Along with Confederate and Viking monuments, the years following the Civil War witnessed the creation of a number of monuments to the Puritans, as the newly reunited United States sought for a vocabulary of shared founding. Against what one might expect, the city of Boston, so intimately associated with Puritanism, has more statues of antagonists of the city’s Puritan founders than of those founders themselves, indicating a squeamishness with some aspects of the Puritan legacy. We have, for instance, a statue of John Winthrop, one of the founders of the Massachusetts Bay Colony, that was originally in a prominent location in old Scollay Square (now Government Center). Because of construction, however, it was downgraded to standing outside of the First Church of Boston’s preschool, looking for all the world as if he is on a timeout. Meanwhile, Anne Hutchinson, who bedeviled Puritan ministers and magistrates during the Antinomian Controversy, occupies a prominent spot on the State House lawn. And her compatriot, Mary Dyer, who was hanged by the Massachusetts Bay Colony for professing her Quaker faith, also enjoys a spot on the State House lawn, just across Beacon Street from the famous Robert Gould Shaw memorial by artist Augustus Saint-Gaudens.

To limit our critique to Confederate statues misses the opportunity to engage with forms of racism memorialized all over the United States.

As Erika Doss detailed, Puritan statues elsewhere in Massachusetts faced similar indignities. A statue in Springfield, erected by descendants of Deacon Samuel Chapin, was dedicated in 1887. The Chapin family commissioned Augustus Saint-Gaudens to produce this statue of their forebear, but Saint-Gaudens played up the forbidding features of the figure to such a cartoonish degree that it possesses an almost infernal quality. After repeated incidents of vandalism, the statue was moved from a busy and crowded spot in the heart of Springfield to a more remote location near the city’s new art museum. The statue’s high drama, though, was perceived so praisingly by those outside of Massachusetts that dozens of copies were made and installed elsewhere in the United States.

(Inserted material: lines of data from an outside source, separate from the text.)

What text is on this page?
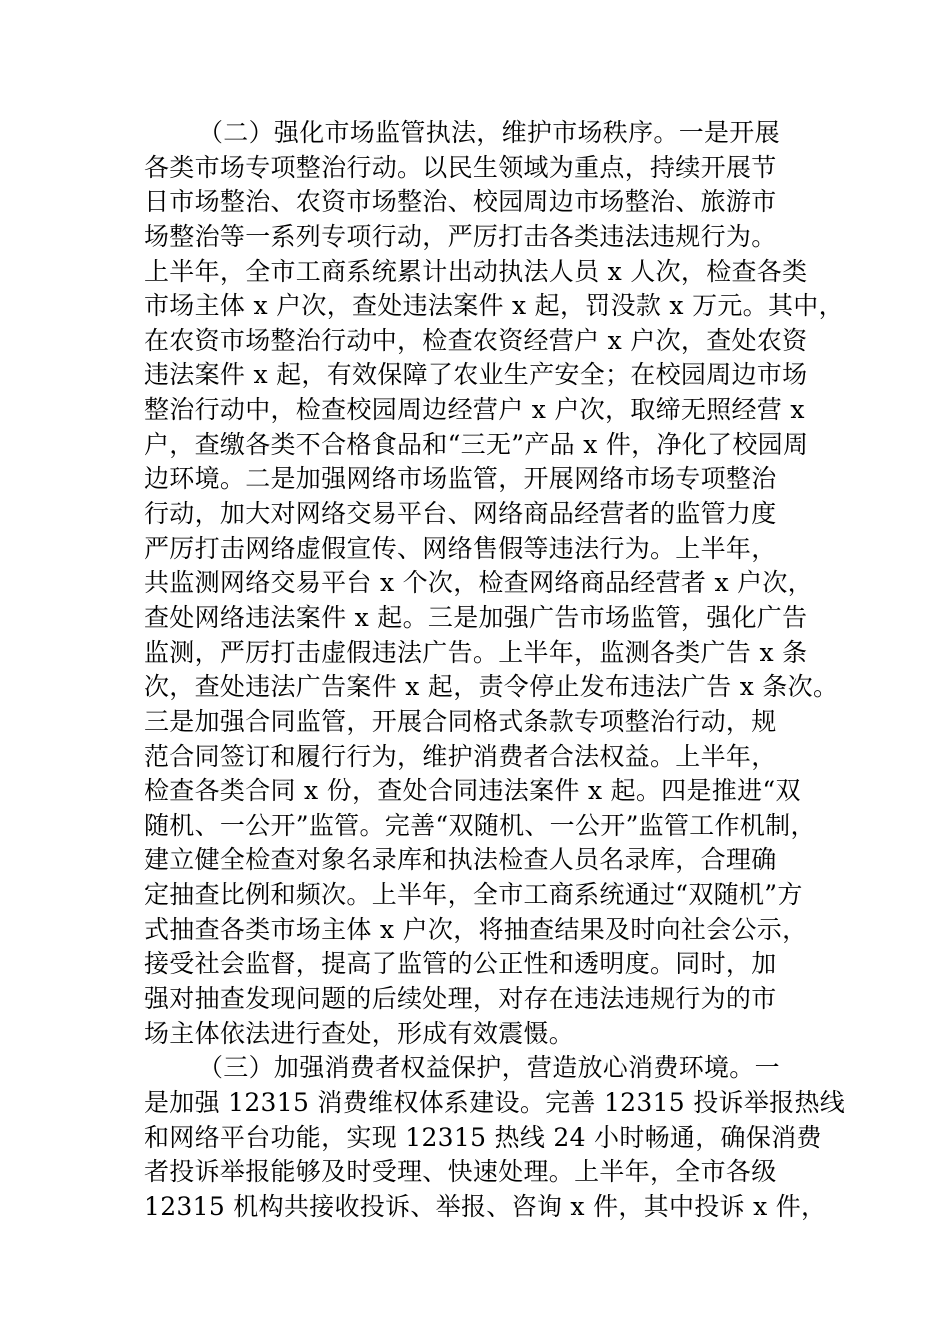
（二）强化市场监管执法，维护市场秩序。一是开展
各类市场专项整治行动。以民生领域为重点，持续开展节
日市场整治、农资市场整治、校园周边市场整治、旅游市
场整治等一系列专项行动，严厉打击各类违法违规行为。
上半年，全市工商系统累计出动执法人员 x 人次，检查各类
市场主体 x 户次，查处违法案件 x 起，罚没款 x 万元。其中，
在农资市场整治行动中，检查农资经营户 x 户次，查处农资
违法案件 x 起，有效保障了农业生产安全；在校园周边市场
整治行动中，检查校园周边经营户 x 户次，取缔无照经营 x
户，查缴各类不合格食品和“三无”产品 x 件，净化了校园周
边环境。二是加强网络市场监管，开展网络市场专项整治
行动，加大对网络交易平台、网络商品经营者的监管力度
严厉打击网络虚假宣传、网络售假等违法行为。上半年，
共监测网络交易平台 x 个次，检查网络商品经营者 x 户次，
查处网络违法案件 x 起。三是加强广告市场监管，强化广告
监测，严厉打击虚假违法广告。上半年，监测各类广告 x 条
次，查处违法广告案件 x 起，责令停止发布违法广告 x 条次。
三是加强合同监管，开展合同格式条款专项整治行动，规
范合同签订和履行行为，维护消费者合法权益。上半年，
检查各类合同 x 份，查处合同违法案件 x 起。四是推进“双
随机、一公开”监管。完善“双随机、一公开”监管工作机制，
建立健全检查对象名录库和执法检查人员名录库，合理确
定抽查比例和频次。上半年，全市工商系统通过“双随机”方
式抽查各类市场主体 x 户次，将抽查结果及时向社会公示，
接受社会监督，提高了监管的公正性和透明度。同时，加
强对抽查发现问题的后续处理，对存在违法违规行为的市
场主体依法进行查处，形成有效震慑。
（三）加强消费者权益保护，营造放心消费环境。一
是加强 12315 消费维权体系建设。完善 12315 投诉举报热线
和网络平台功能，实现 12315 热线 24 小时畅通，确保消费
者投诉举报能够及时受理、快速处理。上半年，全市各级
12315 机构共接收投诉、举报、咨询 x 件，其中投诉 x 件，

Most monuments of Puritans, Columbus, and Confederate soldiers were erected as part of a broader national phenomenon of “statue mania.” As Doss explains in Memorial Mania, “statue mania erupted in the United States from the 1870s to the 1920s” because public monuments offered a way for post–Civil War America to “reimagine what Benedict Anderson terms the ‘affective bonds of nationalism.’” Massachusetts’s intimacy with Puritanism was probably the same thing that prevented it from erecting many monuments to Puritans during this period: the commonwealth’s knowledge of Puritanism was too specific to be generalized for a project of building national identity. At the same time, though, outside of Boston the figure of the Puritan offered many Americans the fantasy of a single, coherent, and indisputably European point of national origin. Just as Confederate statues offered some a way to speak of both loss and racial identity, statues of a generic Puritan figure offer a way to reimagine and perform the affective bonds of a shared white nationalism.

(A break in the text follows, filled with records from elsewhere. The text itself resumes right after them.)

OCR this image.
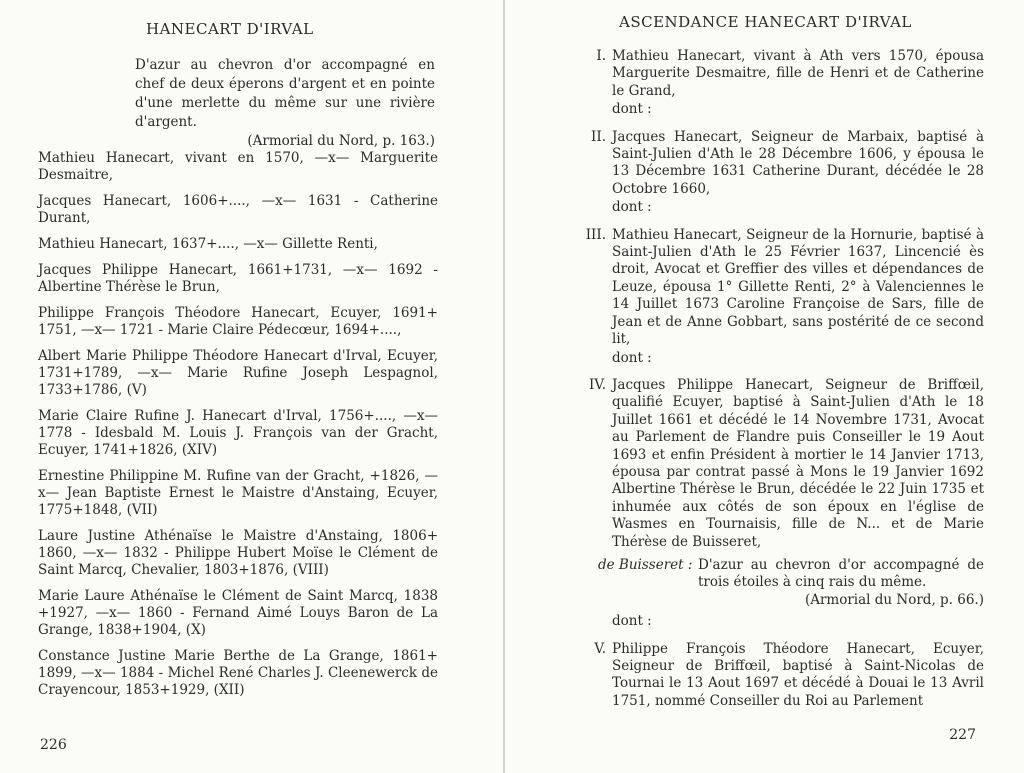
HANECART D'IRVAL
D'azur au chevron d'or accompagné en chef de deux éperons d'argent et en pointe d'une merlette du même sur une rivière d'argent.
(Armorial du Nord, p. 163.)

Mathieu Hanecart, vivant en 1570, —x— Marguerite Desmaitre,

Jacques Hanecart, 1606+...., —x— 1631 - Catherine Durant,

Mathieu Hanecart, 1637+...., —x— Gillette Renti,

Jacques Philippe Hanecart, 1661+1731, —x— 1692 - Albertine Thérèse le Brun,

Philippe François Théodore Hanecart, Ecuyer, 1691+ 1751, —x— 1721 - Marie Claire Pédecœur, 1694+....,

Albert Marie Philippe Théodore Hanecart d'Irval, Ecuyer, 1731+1789, —x— Marie Rufine Joseph Lespagnol, 1733+1786, (V)

Marie Claire Rufine J. Hanecart d'Irval, 1756+...., —x— 1778 - Idesbald M. Louis J. François van der Gracht, Ecuyer, 1741+1826, (XIV)

Ernestine Philippine M. Rufine van der Gracht, +1826, —x— Jean Baptiste Ernest le Maistre d'Anstaing, Ecuyer, 1775+1848, (VII)

Laure Justine Athénaïse le Maistre d'Anstaing, 1806+ 1860, —x— 1832 - Philippe Hubert Moïse le Clément de Saint Marcq, Chevalier, 1803+1876, (VIII)

Marie Laure Athénaïse le Clément de Saint Marcq, 1838 +1927, —x— 1860 - Fernand Aimé Louys Baron de La Grange, 1838+1904, (X)

Constance Justine Marie Berthe de La Grange, 1861+ 1899, —x— 1884 - Michel René Charles J. Cleenewerck de Crayencour, 1853+1929, (XII)

226
ASCENDANCE HANECART D'IRVAL
I. Mathieu Hanecart, vivant à Ath vers 1570, épousa Marguerite Desmaitre, fille de Henri et de Catherine le Grand,
dont :
II. Jacques Hanecart, Seigneur de Marbaix, baptisé à Saint-Julien d'Ath le 28 Décembre 1606, y épousa le 13 Décembre 1631 Catherine Durant, décédée le 28 Octobre 1660,
dont :
III. Mathieu Hanecart, Seigneur de la Hornurie, baptisé à Saint-Julien d'Ath le 25 Février 1637, Lincencié ès droit, Avocat et Greffier des villes et dépendances de Leuze, épousa 1° Gillette Renti, 2° à Valenciennes le 14 Juillet 1673 Caroline Françoise de Sars, fille de Jean et de Anne Gobbart, sans postérité de ce second lit,
dont :
IV. Jacques Philippe Hanecart, Seigneur de Briffœil, qualifié Ecuyer, baptisé à Saint-Julien d'Ath le 18 Juillet 1661 et décédé le 14 Novembre 1731, Avocat au Parlement de Flandre puis Conseiller le 19 Aout 1693 et enfin Président à mortier le 14 Janvier 1713, épousa par contrat passé à Mons le 19 Janvier 1692 Albertine Thérèse le Brun, décédée le 22 Juin 1735 et inhumée aux côtés de son époux en l'église de Wasmes en Tournaisis, fille de N... et de Marie Thérèse de Buisseret,
de Buisseret : D'azur au chevron d'or accompagné de trois étoiles à cinq rais du même.
(Armorial du Nord, p. 66.)
dont :
V. Philippe François Théodore Hanecart, Ecuyer, Seigneur de Briffœil, baptisé à Saint-Nicolas de Tournai le 13 Aout 1697 et décédé à Douai le 13 Avril 1751, nommé Conseiller du Roi au Parlement
227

I am happy to see Confederate statues coming down in places where they cause hurt to people who have to pass them every day. The moment of their removal also offers a chance to reimagine the meaning of the statues that do remain. Rather than treat public statuary as a form of secular canonization, we would do better to treat each statue as an invitation to think critically about the story it tells about a past, the work it does in the present, and the impact it has on the future.